There are times when I think that the concept of karma is complete nonsense, a foolish bit of flightiness that should be brushed aside without further consideration. At other times, karma really seems to fit a situation. It really, really fits.
A couple years back, Don Corrigan (my college newspaper adviser and the longtime editor of the Webster-Kirkwood Times) called me for a quote on a topic that he was writing about: the 1959 tornado that hit Midtown and created Gaslight Square as a strange, undpredictable side effect. As these things sometimes go, I didn’t really get back to Don in time and the anniversary passed without my quote in his piece. A couple months later, outside the newspaper office at Webster U., he justifiably gave me an earful of grief. I was busted. All I could do was nervously laugh and take the ribbing, which was delivered with (mostly) good nature.
This all veers back to this week’s Webster-Kirkwood Times and yesteryear’s Gaslight Square.
Some months back, I met with a pair of gentlemen (Richard Fuegner and David Roth) who were putting together a new book on Gaslight Square, which has been circulating into bookstores recently as “Gaslight Square Illuminated: The Rise & Fall of St. Louis Premier ‘Hot Spot.'” They sought me out because I’d done a previous book on the subject, “Gaslight Square: An Oral History.” We three sat down at the Bread Co. on Watson and kicked things around for an hour; I wished them well, told them to attribute any quotes from my book (which I welcomed them to do), and figured I’d see a title eventually.
What really got my attention this week was a cover story in the Webster-Kirkwood Times, written by Linda Marie Briggs-Harty. The eye-catcher was this quote, early in the piece:
Co-authors Richard Fuegner and David Roth said they were surprised no one had written a history of the Square to date.
“One other book quotes those who lived it, but ours is the first to outline the Square’s development–and demise,” Fuegner said.
I could say all kinds of things about the second ‘graf, but I’ll lead it off by simply saying this: Fuegner’s comment is bullshit.

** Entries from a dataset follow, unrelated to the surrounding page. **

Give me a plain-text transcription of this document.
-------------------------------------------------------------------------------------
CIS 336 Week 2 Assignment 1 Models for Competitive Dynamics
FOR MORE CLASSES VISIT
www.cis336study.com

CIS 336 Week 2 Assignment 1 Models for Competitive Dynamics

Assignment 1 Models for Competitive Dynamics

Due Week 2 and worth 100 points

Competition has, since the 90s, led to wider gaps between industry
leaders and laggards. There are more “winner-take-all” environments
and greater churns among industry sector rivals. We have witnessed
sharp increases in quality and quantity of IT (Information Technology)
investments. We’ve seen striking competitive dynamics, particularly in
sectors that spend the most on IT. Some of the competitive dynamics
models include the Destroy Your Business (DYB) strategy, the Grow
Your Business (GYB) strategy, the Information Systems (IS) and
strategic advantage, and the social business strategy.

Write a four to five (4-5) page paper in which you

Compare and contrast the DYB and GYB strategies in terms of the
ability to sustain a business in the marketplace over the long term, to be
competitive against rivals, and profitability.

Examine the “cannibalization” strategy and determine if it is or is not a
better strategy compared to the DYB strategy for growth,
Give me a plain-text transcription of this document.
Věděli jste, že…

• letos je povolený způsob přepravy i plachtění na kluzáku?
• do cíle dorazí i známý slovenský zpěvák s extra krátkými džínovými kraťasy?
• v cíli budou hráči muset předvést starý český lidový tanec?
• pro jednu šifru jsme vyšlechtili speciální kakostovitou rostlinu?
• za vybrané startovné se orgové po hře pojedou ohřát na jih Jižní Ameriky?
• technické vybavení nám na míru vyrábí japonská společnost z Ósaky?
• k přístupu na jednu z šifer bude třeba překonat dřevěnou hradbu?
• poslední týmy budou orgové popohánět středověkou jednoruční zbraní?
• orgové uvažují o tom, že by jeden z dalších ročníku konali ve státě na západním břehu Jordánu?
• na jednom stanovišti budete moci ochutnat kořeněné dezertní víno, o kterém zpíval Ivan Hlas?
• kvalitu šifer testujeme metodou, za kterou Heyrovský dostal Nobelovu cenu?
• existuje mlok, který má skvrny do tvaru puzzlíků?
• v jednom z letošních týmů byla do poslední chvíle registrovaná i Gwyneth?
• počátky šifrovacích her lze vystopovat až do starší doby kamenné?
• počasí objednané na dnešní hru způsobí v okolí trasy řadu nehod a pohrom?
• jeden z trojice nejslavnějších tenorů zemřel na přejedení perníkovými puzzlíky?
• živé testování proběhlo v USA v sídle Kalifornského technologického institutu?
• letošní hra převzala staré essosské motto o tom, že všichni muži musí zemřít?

Bullshit because writers should have the common courtesy to cite a prior work by name, rather than the vague description given by Fuegner, and passed along by Briggs-Harty. Bigger bullshit is the inference of their being first. To more accurately re/paraphrase the above, “‘Gaslight Square: An Oral History’ contains plenty of outlines about the Square’s development – and demise.” It follows a clear, sequential timeline of the Square’s history and works in most of the touchstones: the tornado, the arrival of key businesses, the departure of O’Connell’s in 1972, etc. The two had apparently thought about doing this book for long time. I don’t question why they took their time, nor do I begrudge another title (or many titles) on the subject; in fact, they were there and I wasn’t, so their stories have a certain weight. But I do wince when fellow media members take shortcuts like this, on a topic that speaks to my credibility.
So back to karma.
I work as a journalist in town, writing for straight-up news sources as a non-contractual, paid-per-piece freelance journalist. I also do promotional writing for several businesses, mostly done through handshake arrangements. Within the last year, I’ve ghostwritten advertising and marketing copy, and have penned anonymous advertorial content for others. In the modern media climate, being a professional writer means wearing many hats; some of them feel rather uncomfortable. During all these processes, I’m certain that I’ve cut a corner, or two, if judged by a media ethics workbook. All of us treat new media with some degree of confusion, posting, cross-posting, taking what makes sense and playing loose with attributions and citations. The need for speed’s a big part of all this, too, as writers aren’t just expected to execute assignments quickly, but to write cheaply, often for trade. And, frankly, when asked to crank content for next-to-nothing on tight deadlines, there’re few of us who take all the time we should, making things perfect every time out.
Maybe that’s the lesson I’m to take from the quote above. Slow down, take time, be precise, and be upfront about conflicting interests.
But if I’m in the penalty box for a bit of self-reflective time, I’m not going to completely limit myself from advocacy. Advocacy for myself and projects that matter to me.
I’m reserving the right to call bullshit when it’s deserved. And Richard and David, let’s cut out this “first book” talk okay? Because, frankly, that’s bullshit.